Messy Church is a ministry that is “Christ-centred” and “not a pipeline to Sunday morning church,” Lucy Moore, founder of Messy Church underscored at a keynote address during the Messy Church Canada conference October 26-27.
The two-day conference, which was held at Wycliffe College in Toronto, kicked off with an address led by Moore and team member Martyn Payne. In addition to an overview of how Messy Church began and its new initiatives, the talk focused on the organization’s “foundational values” and the importance of being “Christ-centred.”
Adopted by many Anglican congregations, it aims to present church in a way that is less formal and more accessible than a traditional service. It involves a meeting—typically monthly and not on a Sunday morning—where people of all ages eat together, do crafts and activities designed to demonstrate a biblical lesson, and participate in a “celebration” that usually involves prayer, music and storytelling.
Founded in the U.K. in 2004 under the banner of the Bible Reading Fellowship (BRF), there are now 3,700 registered Messy Churches in 30 countries, representing 500,000 people, according to the BRF website. Messy Church Canada is affiliated with the U.K.-based Fresh Expressions and Wycliffe College. According to team leader Sue Kalbfleisch, there are now 246 Messy Churches in Canada, 81 of which are either Anglican or a partnership between an Anglican church and a church of another denomination.
In front of a gathering of around 150 conference attendees from across Canada (and some from the United States), Moore and Payne stressed the importance of being “Christ-centred” as a foundational value of Messy Church.
The other core values, which those registering a Messy Church must state a commitment to, are creativity, hospitality, celebration and accessibility to all ages. But having all these values in place means nothing without a focus on Jesus, Moore said.
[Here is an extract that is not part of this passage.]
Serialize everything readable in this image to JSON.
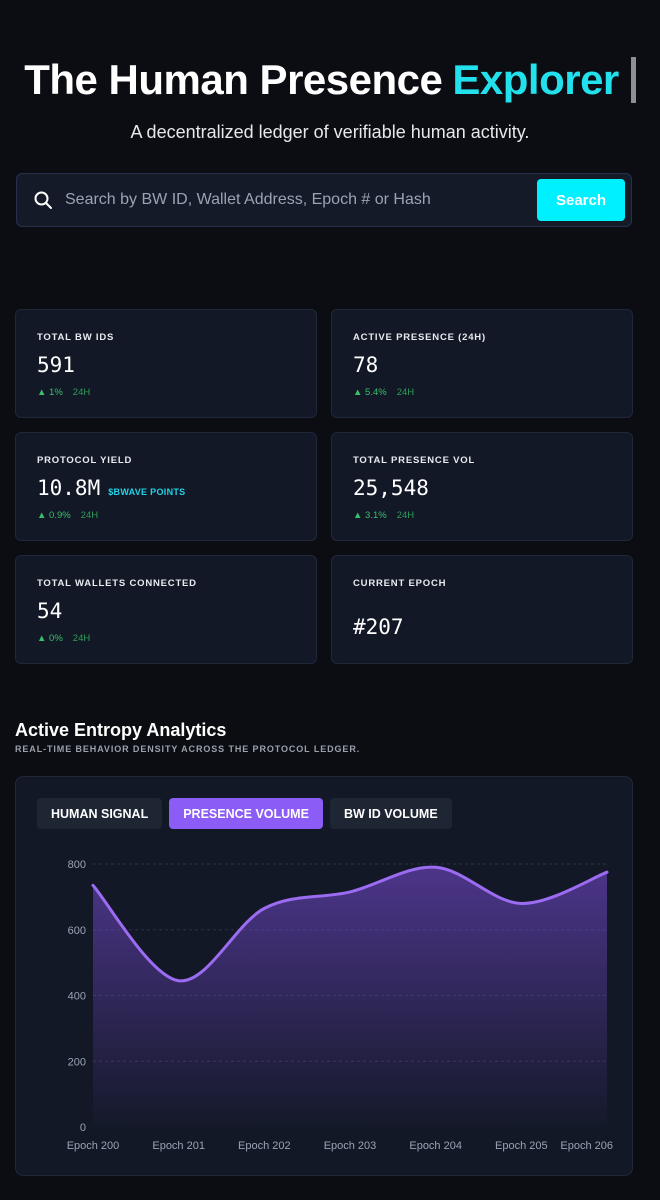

“When we sat down to sort these values out…very soon we thought, we need to add something, because people are doing something like Messy Church, but they’re not including Jesus in it.” Moore recalled one Messy Church themed on Thomas the Tank Engine. “They weren’t actually mentioning Christ,” she said. “They weren’t celebrating the story of God. They weren’t ‘church’ at all.”
Moore and Payne presented a list of what Messy Church could become without an emphasis on Jesus, which included items like “a club for kids,” a “machine getting the job done” and “tidy.”
Moore also touched on a criticism commonly heard from the wider body of traditional churches, saying, “I wonder how many people in this room have been asked by their congregation, ‘Well, it’s great that you have people coming to Messy Church. When are they going to start coming to church?’ ”
The aim is for Messy Church to be a church in itself, said Moore, not a “pipeline to Sunday church.”
Rather than an outreach ministry, Messy Church seeks to be a reimagining of the format of church that works better for families, as well as those unfamiliar with or who dislike typical church structures.
Moore said they wanted to work against the mentality that those who attend Messy Church “aren’t worth anything until they come on Sunday.”
“What if we accepted them to come into this thing, and that was church? What if we brought all the riches of church into that, and made it happen here? Without any expectation that these people would ‘move on’ to another form of church? What would that look like?
“Jesus was a revolutionary, a rebel,” said Moore, in the address. “He came into neat and orderly households and turned everything upside down, and threw out the old rules, and made it new, changed it…he wasn’t a tidy person.”